Co and Cross-polarization of the proposed design at 5.5 GHz in (a) E-plane at port 1, (b) H-plane at port 1, (c) E-plane at port 2, (d) H-plane at port 2, (e) E-plane at port 3, (f) H-plane at port 3, (g) E-plane at port 4 and (h) H-plane at port 4.

This section examines crucial MIMO performance parameters. A MIMO system's ECC and DG are essential metrics. In a multi-antenna system, ECC refers to the effect of one antenna on the performance of another. In other words, it measures the impact of one member on another's performance. Equations (1) and (2) demonstrate how to calculate ECC using S-parameters or radiation characteristics (2) [15, 16]. ECC is computed in this article using Equation (2).

$$ ECC_{s} = \left| {\frac{{\left| {S_{11}^{ * } S_{12} + S_{21}^{ * } S_{22} } \right|}}{{\left| {\left( {1 - \left| {S_{11} } \right|^{2} - \left| {S_{21} } \right|^{2} } \right)\left( {1 - \left| {S_{22} } \right|^{2} - \left| {S_{12} } \right|^{2} } \right)} \right|^{1/2} }}} \right|^{2} $$

(1)

$$ ECC_{F} = \frac{{\left| {\iint\limits_{4\pi } {\left[ {E_{i} \left( {\theta ,\phi } \right) * E_{j} \left( {\theta ,\phi } \right)} \right]d\Omega }} \right|^{2} }}{{\iint\limits_{4\pi } {\left| {E_{i} \left( {\theta ,\phi } \right)} \right|^{2} d\Omega \iint\limits_{4\pi } {\left| {E_{j} \left( {\theta ,\phi } \right)} \right|^{2} d\Omega }}}} $$

(2)

The DG, on the other hand, is the process of selecting the strongest signal from a set of N signals. The diversity gain (DG) setting improves the signal-to-noise ratio without raising the input power level. The following equation is used to compute it [17].

$$ DG = 10\sqrt {1 - ECC^{2} } $$

(3)

The computed values of ECC and DG are presented in table 2 of this document. Following a review of table 2, it is discovered that the value of ECC is less than 0.08 and the value of DG is near 10 throughout the whole working bandwidth.

Table 2 ECC and DG of the proposed MIMO antenna employing a far-field radiation pattern.

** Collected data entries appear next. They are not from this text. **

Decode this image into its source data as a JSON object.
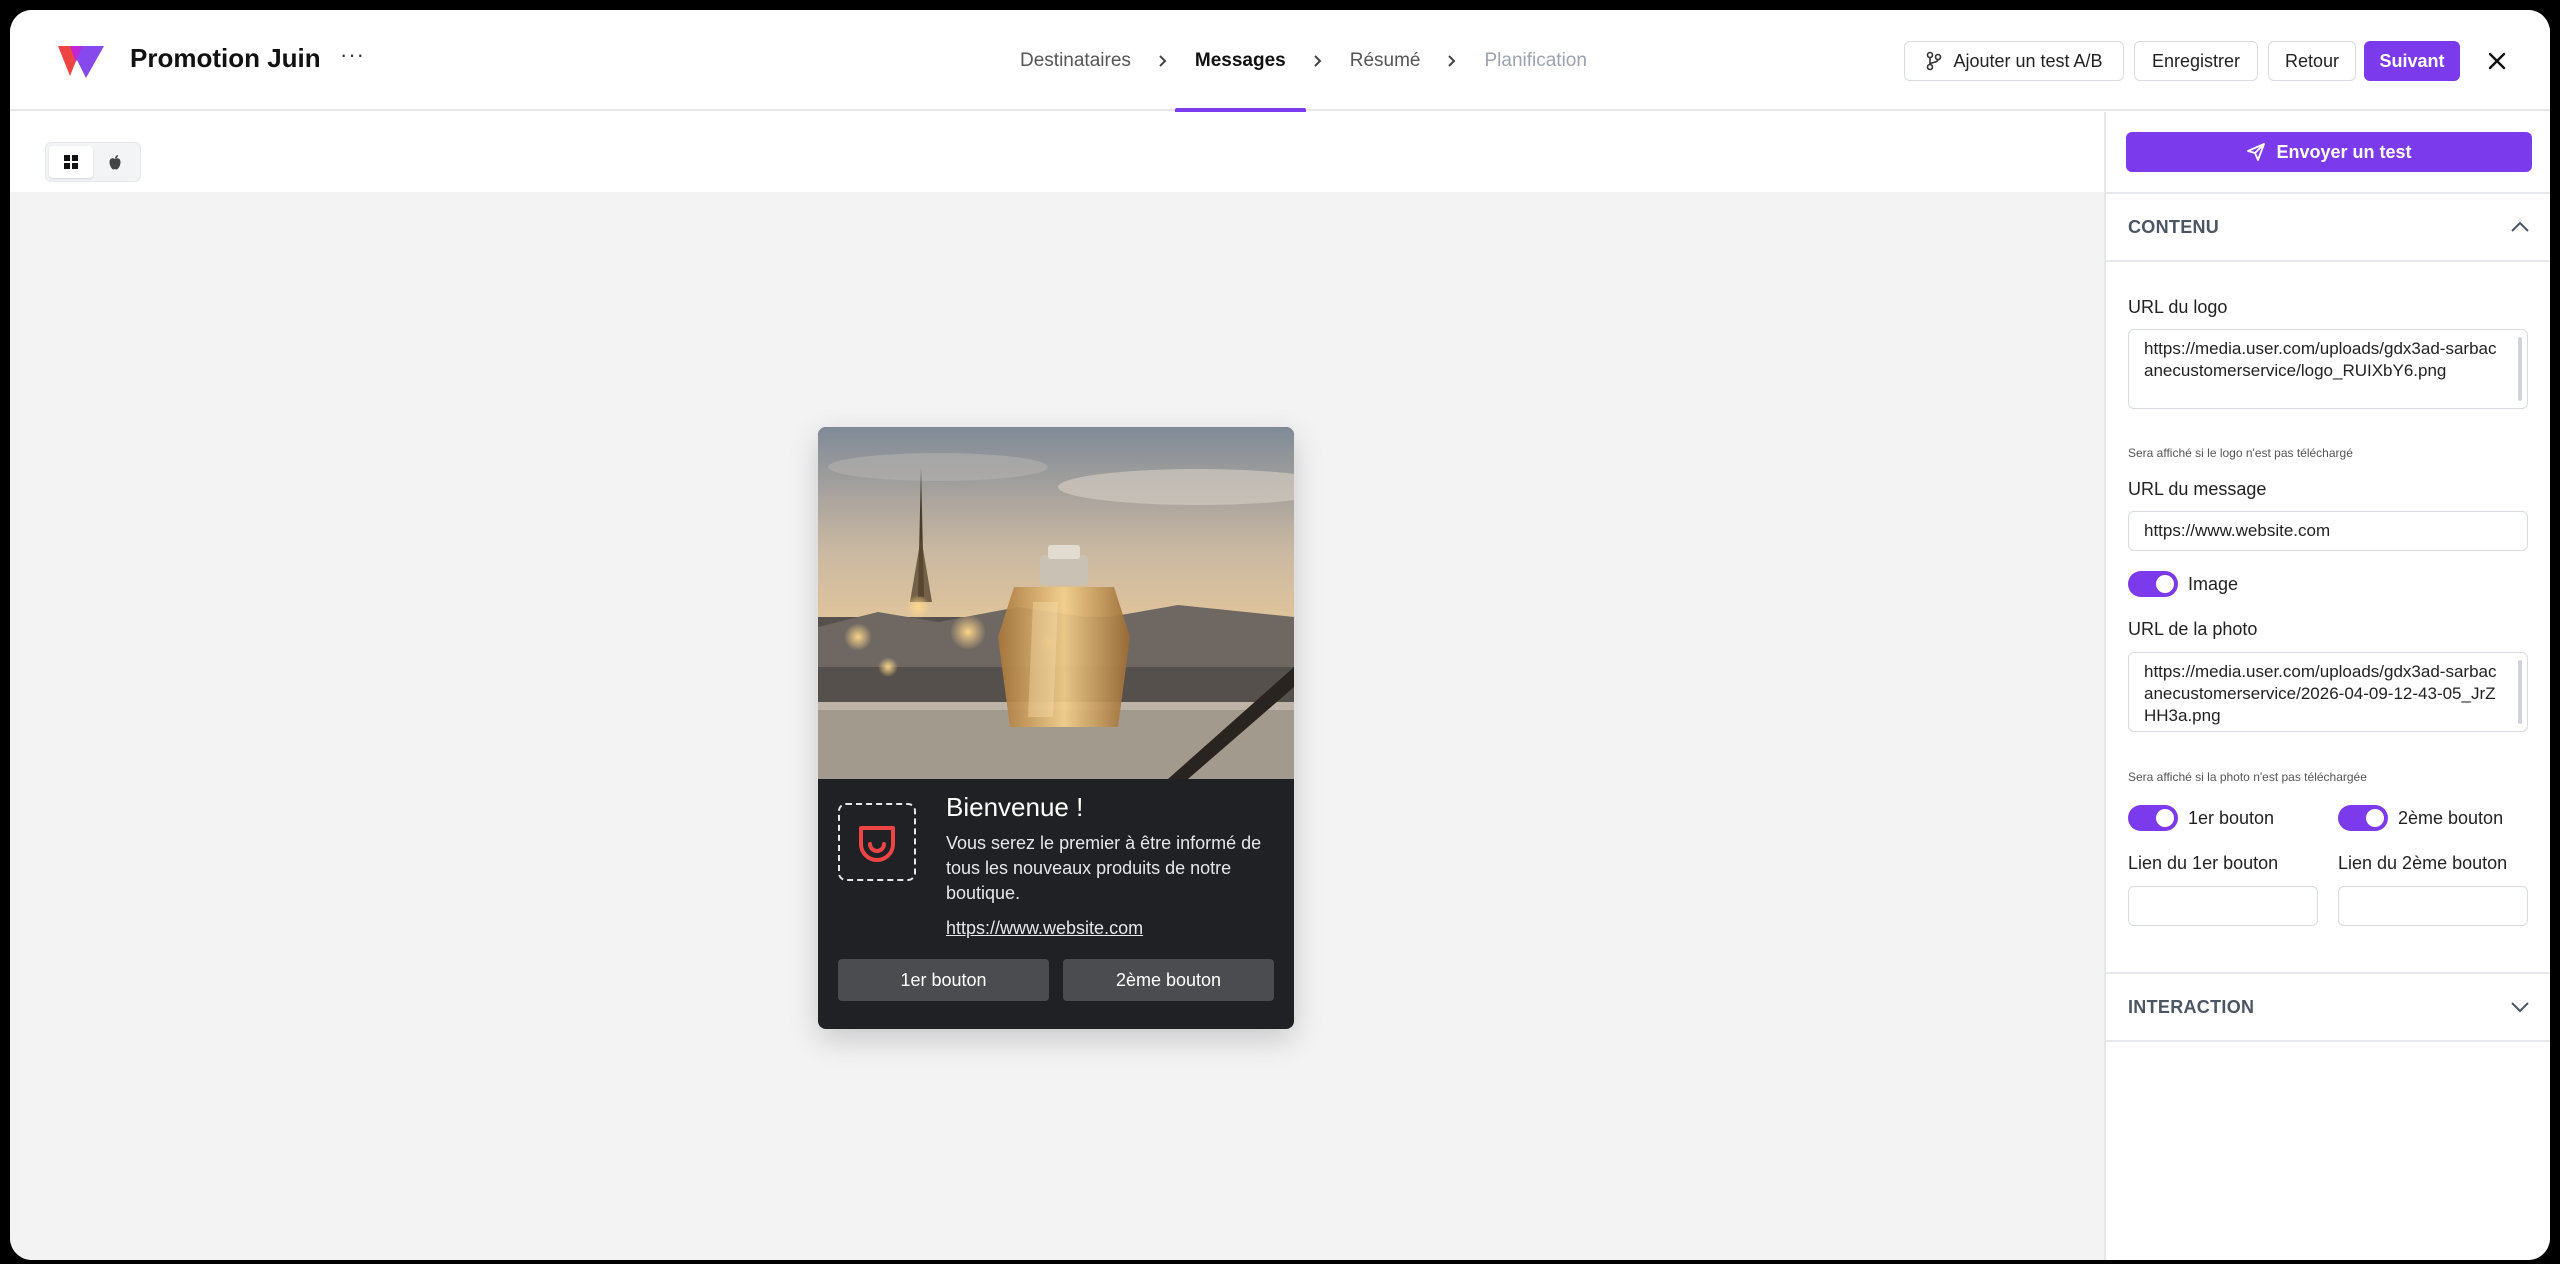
{
  "header": {
    "title": "Promotion Juin",
    "more": "···",
    "steps": [
      {
        "label": "Destinataires"
      },
      {
        "label": "Messages"
      },
      {
        "label": "Résumé"
      },
      {
        "label": "Planification"
      }
    ],
    "ab_test_label": "Ajouter un test A/B",
    "save_label": "Enregistrer",
    "back_label": "Retour",
    "next_label": "Suivant"
  },
  "preview": {
    "title": "Bienvenue !",
    "body": "Vous serez le premier à être informé de tous les nouveaux produits de notre boutique.",
    "link": "https://www.website.com",
    "button1": "1er bouton",
    "button2": "2ème bouton"
  },
  "panel": {
    "send_test_label": "Envoyer un test",
    "content_section": "CONTENU",
    "logo_url_label": "URL du logo",
    "logo_url_value": "https://media.user.com/uploads/gdx3ad-sarbacanecustomerservice/logo_RUIXbY6.png",
    "logo_hint": "Sera affiché si le logo n'est pas téléchargé",
    "message_url_label": "URL du message",
    "message_url_value": "https://www.website.com",
    "image_toggle_label": "Image",
    "photo_url_label": "URL de la photo",
    "photo_url_value": "https://media.user.com/uploads/gdx3ad-sarbacanecustomerservice/2026-04-09-12-43-05_JrZHH3a.png",
    "photo_hint": "Sera affiché si la photo n'est pas téléchargée",
    "button1_toggle_label": "1er bouton",
    "button2_toggle_label": "2ème bouton",
    "button1_link_label": "Lien du 1er bouton",
    "button2_link_label": "Lien du 2ème bouton",
    "button1_link_value": "",
    "button2_link_value": "",
    "interaction_section": "INTERACTION"
  },
  "colors": {
    "accent": "#7c3aed",
    "notification_bg": "#202124",
    "canvas_bg": "#f3f3f4"
  }
}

To determine the bandwidth and efficiency of multiple input and multiple output antennas, the total active reflection coefficient (TARC) is one of the key factors. In an N-element MIMO system, it is the sum of the square roots of the reflected signal intensity and the power provided to the antenna. The TARC value for MIMO systems may be achieved by

$${\Gamma }_{a}^{t}=\frac{\sqrt{\sum_{i}^{N}{\left|{b}_{i}\right|}^{2}}}{\sqrt{\sum_{i}^{N}{\left|{a}_{i}\right|}^{2}}}$$

(4)

b_i and a_i represent the reflected and incident power, respectively, and are linked by b = [S]a. Figure 12 shows that the TARC value. Figure 12 show that the TARC retains the original |S₁₁| characteristic with a minor bandwidth adjustment.

Figure 12

TARC (Simulated and measured) for the proposed MIMO antenna.

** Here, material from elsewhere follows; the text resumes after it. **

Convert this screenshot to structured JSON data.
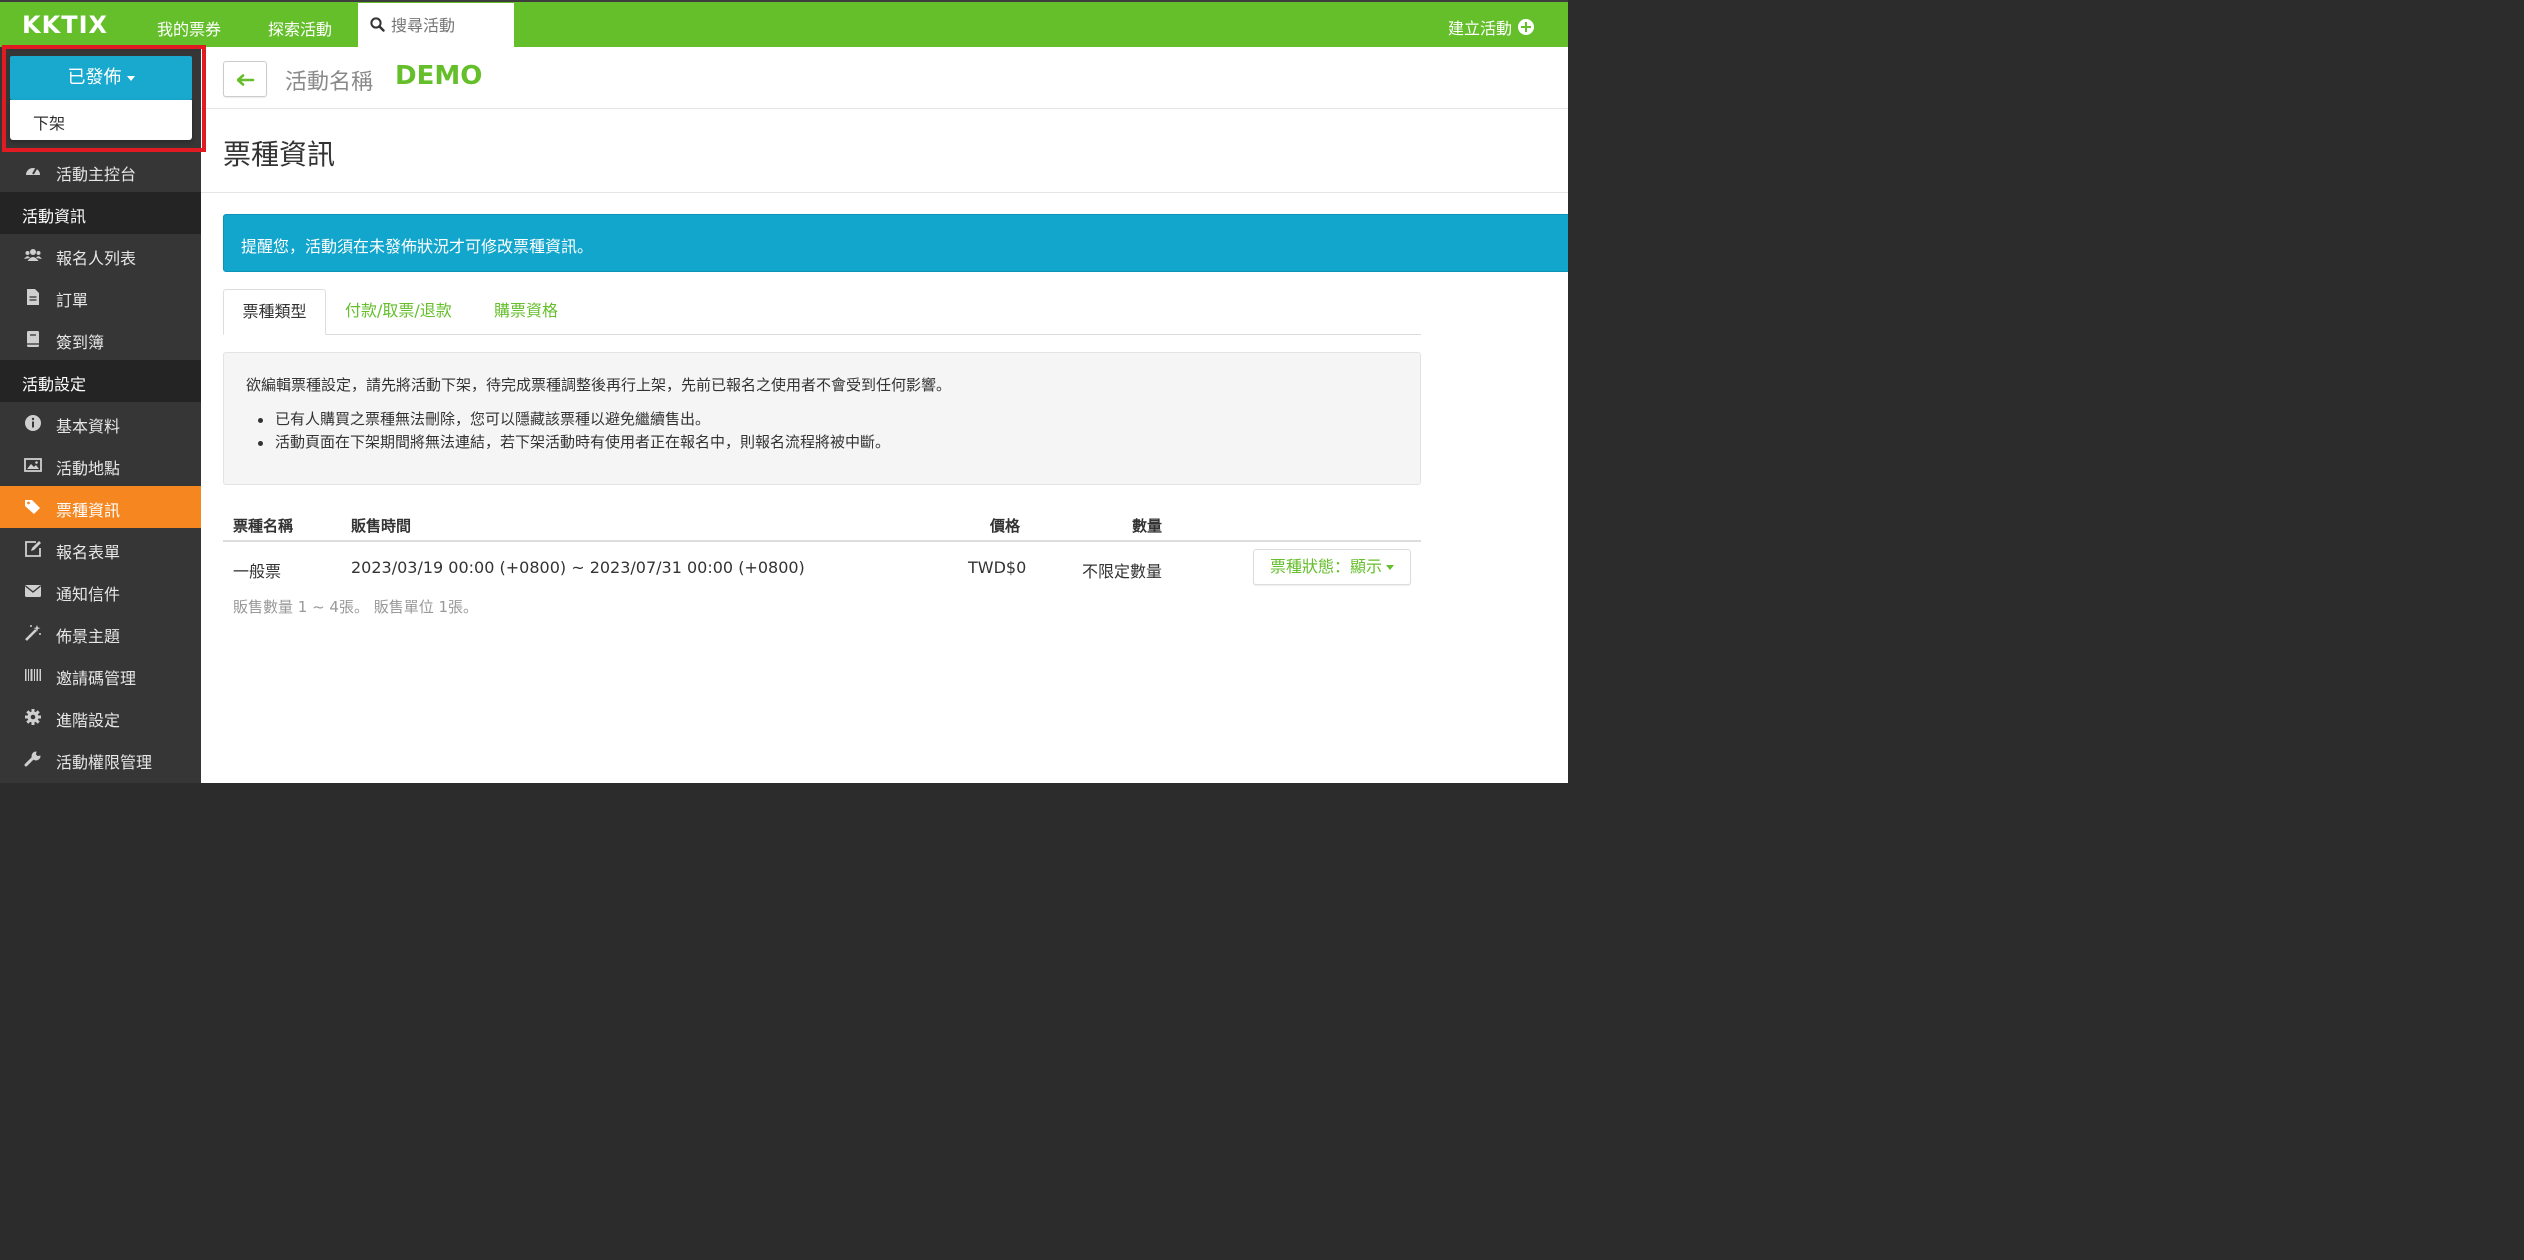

An evaluation of the suggested MIMO antenna is provided in table 3, which serves to demonstrate its uniqueness. Table 3 compares the proposed MIMO antenna to other MIMO antennas for the same operating bandwidth in terms of impedance bandwidth, radiation efficiency, isolation, gain, and diversity.

Table 3 Comparative analysis of the proposed MIMO antenna with the existing configurations with the same operating range.

5 Conclusion

In this article, a compact 4-port MIMO antenna is modeled, analyzed, investigated & fabricated for WLAN/WiMAX applications with a wideband operating range of 4.36–6.90 GHz (2540 MHz). The isolation between the ports has been achieved greater than 25 dB by using the concept of orthogonal placement of antenna elements. The antenna diversity performance is also examined and investigated in terms of envelope correlation coefficient (ECC<0.08), Diversity gain (DG≥9.9 dB) & total active reflection coefficient (TARC≤10 dB). Good coherence is observed between the simulated and measured counterparts.